Rosenboom maakt het de lezer niet gemakkelijk. De zinnen zijn lang, bevatten veel bijzinconstructies en het woordgebruik is uiteraard het woordgebruik uit de negentiende eeuw: 'Een kleine librije vol attestenboeken', 'farmacopee', 'sedatieven'. Voor jonge lezers zal dit even slikken zijn. Toch is het boek niet 'moeilijk'; je moet er gewoon even aan wennen en na een paar hoofdstukken weet je niet beter.
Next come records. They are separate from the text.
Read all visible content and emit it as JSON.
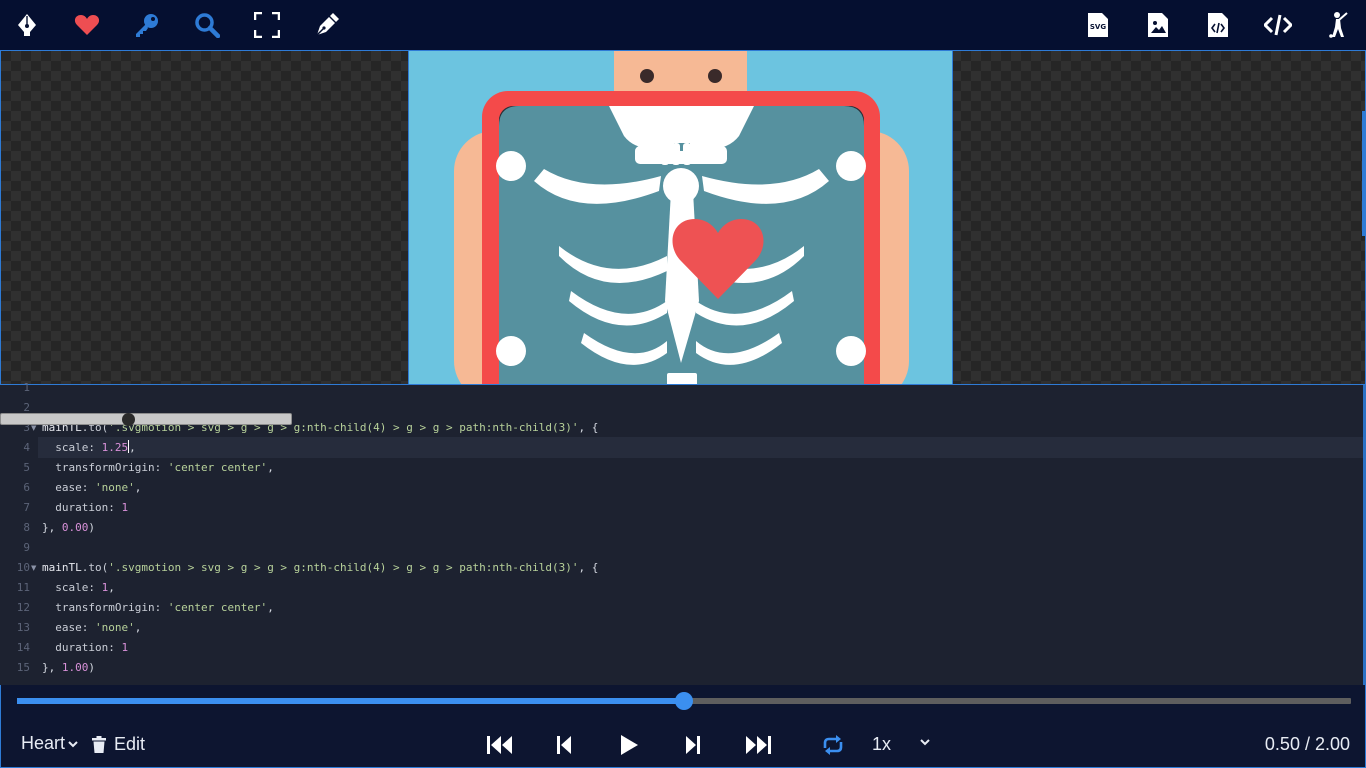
{
  "toolbar": {
    "left_icons": [
      "pen-nib-icon",
      "heart-icon",
      "key-icon",
      "search-icon",
      "expand-icon",
      "pen-edit-icon"
    ],
    "right_icons": [
      "svg-file-icon",
      "image-file-icon",
      "code-file-icon",
      "code-icon",
      "golfer-icon"
    ],
    "svg_badge": "SVG"
  },
  "colors": {
    "toolbar_bg": "#050f30",
    "accent_blue": "#2e7bd6",
    "heart_red": "#ee4e52",
    "artboard_sky": "#6cc4e0",
    "frame_red": "#f44a4a",
    "chest_teal": "#56919f",
    "skin": "#f6b995"
  },
  "editor": {
    "line_numbers": [
      "1",
      "2",
      "3",
      "4",
      "5",
      "6",
      "7",
      "8",
      "9",
      "10",
      "11",
      "12",
      "13",
      "14",
      "15"
    ],
    "folds": [
      "3",
      "10"
    ],
    "lines": {
      "l3": {
        "obj": "mainTL",
        "method": ".to(",
        "selector": "'.svgmotion > svg > g > g > g:nth-child(4) > g > g > path:nth-child(3)'",
        "tail": ", {"
      },
      "l4": {
        "prop": "  scale: ",
        "value": "1.25",
        "tail": ","
      },
      "l5": {
        "prop": "  transformOrigin: ",
        "value": "'center center'",
        "tail": ","
      },
      "l6": {
        "prop": "  ease: ",
        "value": "'none'",
        "tail": ","
      },
      "l7": {
        "prop": "  duration: ",
        "value": "1"
      },
      "l8": {
        "head": "}, ",
        "value": "0.00",
        "tail": ")"
      },
      "l10": {
        "obj": "mainTL",
        "method": ".to(",
        "selector": "'.svgmotion > svg > g > g > g:nth-child(4) > g > g > path:nth-child(3)'",
        "tail": ", {"
      },
      "l11": {
        "prop": "  scale: ",
        "value": "1",
        "tail": ","
      },
      "l12": {
        "prop": "  transformOrigin: ",
        "value": "'center center'",
        "tail": ","
      },
      "l13": {
        "prop": "  ease: ",
        "value": "'none'",
        "tail": ","
      },
      "l14": {
        "prop": "  duration: ",
        "value": "1"
      },
      "l15": {
        "head": "}, ",
        "value": "1.00",
        "tail": ")"
      }
    }
  },
  "timeline": {
    "progress": 0.5,
    "animation_name": "Heart",
    "edit_label": "Edit",
    "speed": "1x",
    "time_display": "0.50 / 2.00",
    "controls": [
      "skip-start-icon",
      "step-back-icon",
      "play-icon",
      "step-forward-icon",
      "skip-end-icon",
      "loop-icon"
    ]
  }
}
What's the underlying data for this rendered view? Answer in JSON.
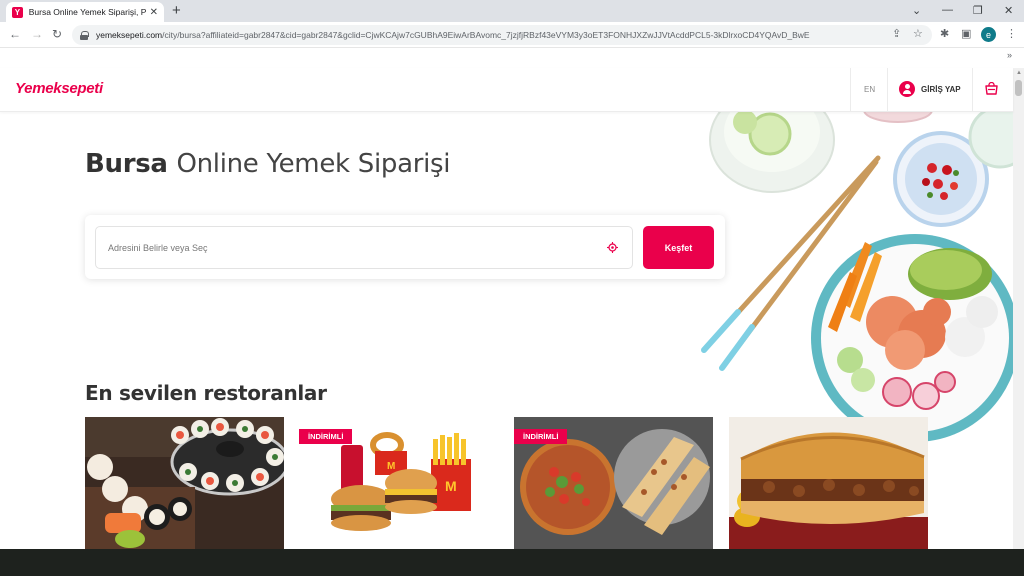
{
  "browser": {
    "tab_title": "Bursa Online Yemek Siparişi, Paket",
    "url_host": "yemeksepeti.com",
    "url_path": "/city/bursa?affiliateid=gabr2847&cid=gabr2847&gclid=CjwKCAjw7cGUBhA9EiwArBAvomc_7jzjfjRBzf43eVYM3y3oET3FONHJXZwJJVtAcddPCL5-3kDlrxoCD4YQAvD_BwE",
    "profile_initial": "e"
  },
  "header": {
    "logo": "Yemeksepeti",
    "lang": "EN",
    "login": "GİRİŞ YAP",
    "brand_color": "#ea004b"
  },
  "hero": {
    "title_bold": "Bursa",
    "title_rest": "Online Yemek Siparişi",
    "search_placeholder": "Adresini Belirle veya Seç",
    "search_button": "Keşfet"
  },
  "restaurants": {
    "title": "En sevilen restoranlar",
    "items": [
      {
        "image": "sushi-platter",
        "badge": ""
      },
      {
        "image": "mcdonalds-burgers",
        "badge": "İNDİRİMLİ"
      },
      {
        "image": "lahmacun-pide",
        "badge": "İNDİRİMLİ"
      },
      {
        "image": "sandwich",
        "badge": ""
      }
    ]
  }
}
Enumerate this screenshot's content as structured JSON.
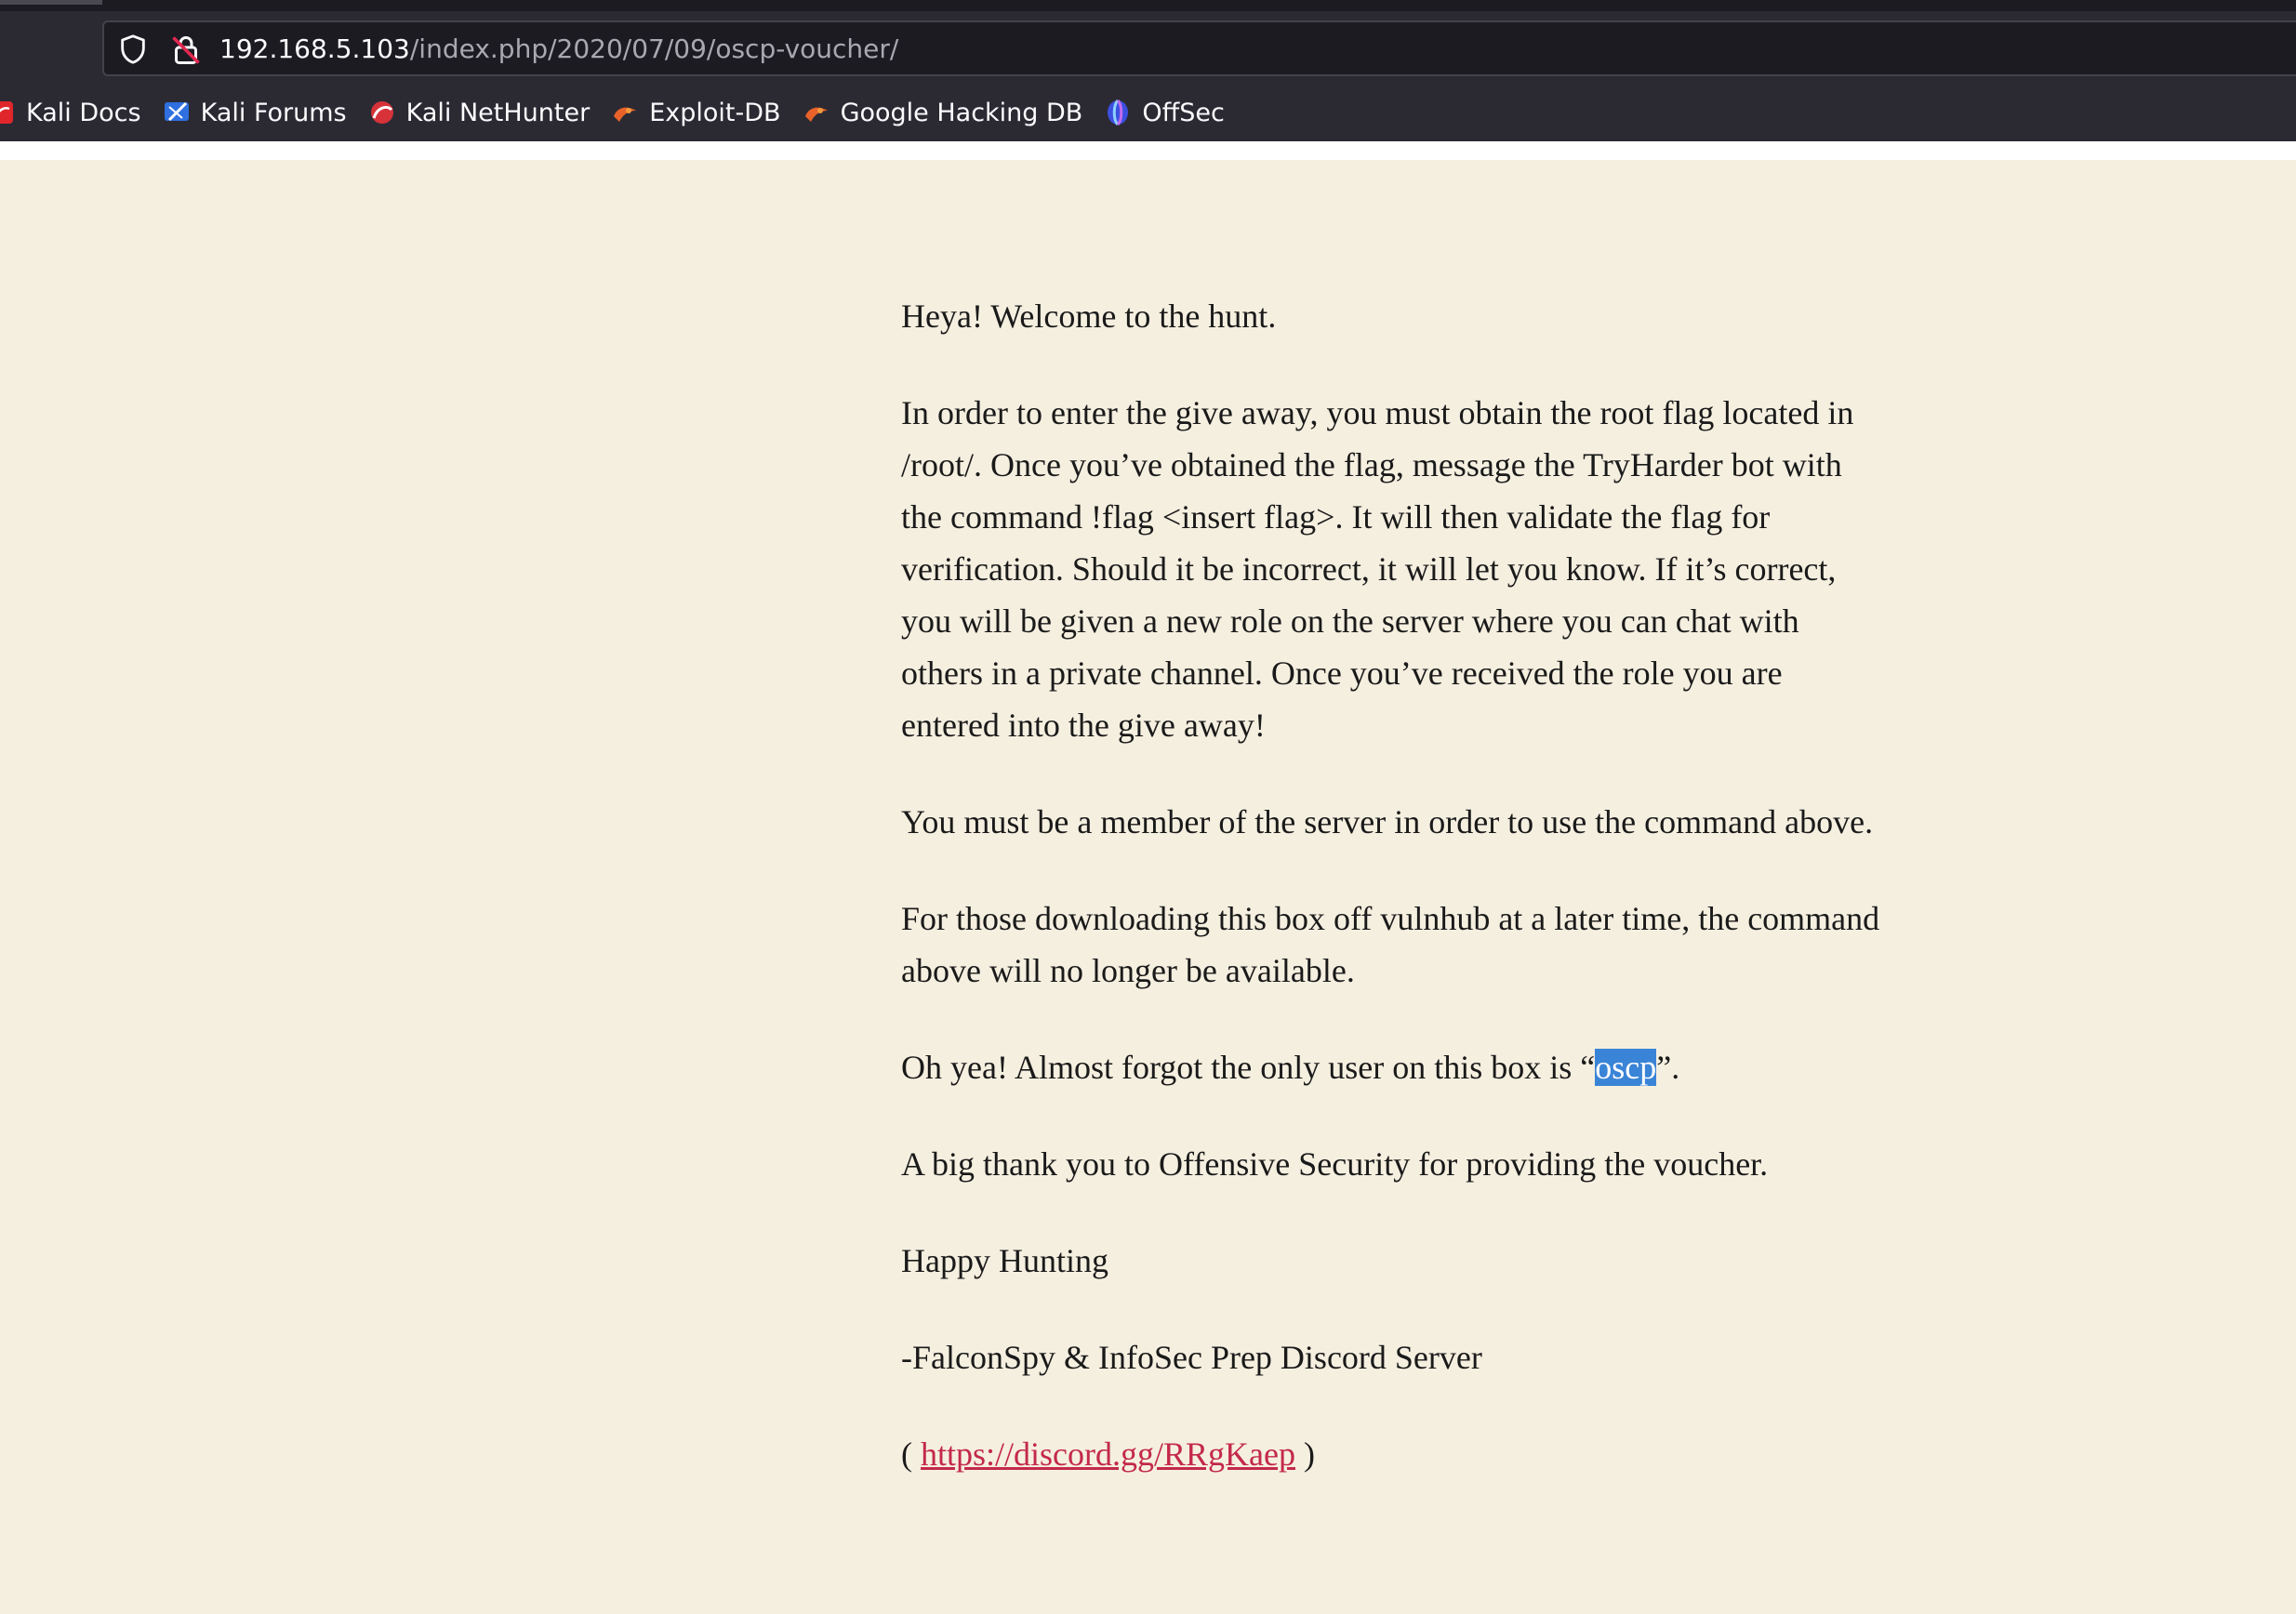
{
  "browser": {
    "url_host": "192.168.5.103",
    "url_path": "/index.php/2020/07/09/oscp-voucher/",
    "bookmarks": [
      {
        "label": "Kali Docs",
        "icon": "kali-docs-icon"
      },
      {
        "label": "Kali Forums",
        "icon": "kali-forums-icon"
      },
      {
        "label": "Kali NetHunter",
        "icon": "kali-nethunter-icon"
      },
      {
        "label": "Exploit-DB",
        "icon": "exploit-db-icon"
      },
      {
        "label": "Google Hacking DB",
        "icon": "google-hacking-db-icon"
      },
      {
        "label": "OffSec",
        "icon": "offsec-icon"
      }
    ]
  },
  "colors": {
    "page_background": "#f5efe0",
    "chrome_background": "#2b2a33",
    "selection_highlight": "#3a84d7",
    "link": "#c3294b"
  },
  "post": {
    "greeting": "Heya! Welcome to the hunt.",
    "instructions": "In order to enter the give away, you must obtain the root flag located in /root/. Once you’ve obtained the flag, message the TryHarder bot with the command !flag <insert flag>. It will then validate the flag for verification. Should it be incorrect, it will let you know. If it’s correct, you will be given a new role on the server where you can chat with others in a private channel. Once you’ve received the role you are entered into the give away!",
    "membership_note": "You must be a member of the server in order to use the command above.",
    "vulnhub_note": "For those downloading this box off vulnhub at a later time, the command above will no longer be available.",
    "user_note_before": "Oh yea! Almost forgot the only user on this box is “",
    "user_name": "oscp",
    "user_note_after": "”.",
    "thanks": "A big thank you to Offensive Security for providing the voucher.",
    "closing": "Happy Hunting",
    "signature": "-FalconSpy & InfoSec Prep Discord Server",
    "link_open": "( ",
    "link_text": "https://discord.gg/RRgKaep",
    "link_close": " )"
  }
}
De beide huisjes die ingebouwd zijn in de gevel van het Victoriahotel, vormen een origineel verhaalgegeven, maar het zou te simpel zijn als geld de enige drijfveer zou zijn. Dat is ook niet zo. Rosenboom weet zijn personages diepgang te geven. Beide mannen hebben een minderwaardigheidscomplex en bevinden zich in een sociaal isolement. Ze proberen erkenning te krijgen door zich in het publieke veld te begeven. Daarbij vertillen ze zich allebei aan iets wat boven hun kunnen ligt. Onzekerheid, zelfoverschatting, ijdelheid, zelfmedelijden: het één wisselt het ander af, soms ingezet door het personage zelf, soms als gevolg van het handelen van een ander. Samen zorgen ze voor een boeiende verhaalontwikkeling. Publieke werken is een mengeling van historische feiten en fantasie. Vedder en Anijs zijn verzonnen, maar veel andere personages hebben wel echt bestaan. Aangehaalde krantenberichten zijn echt verschenen, al zijn ze omwille van het verhaal wel aangepast. Ook deze spanning tussen fictie en feiten zorgt ervoor dat Publieke werken een interessant boek is.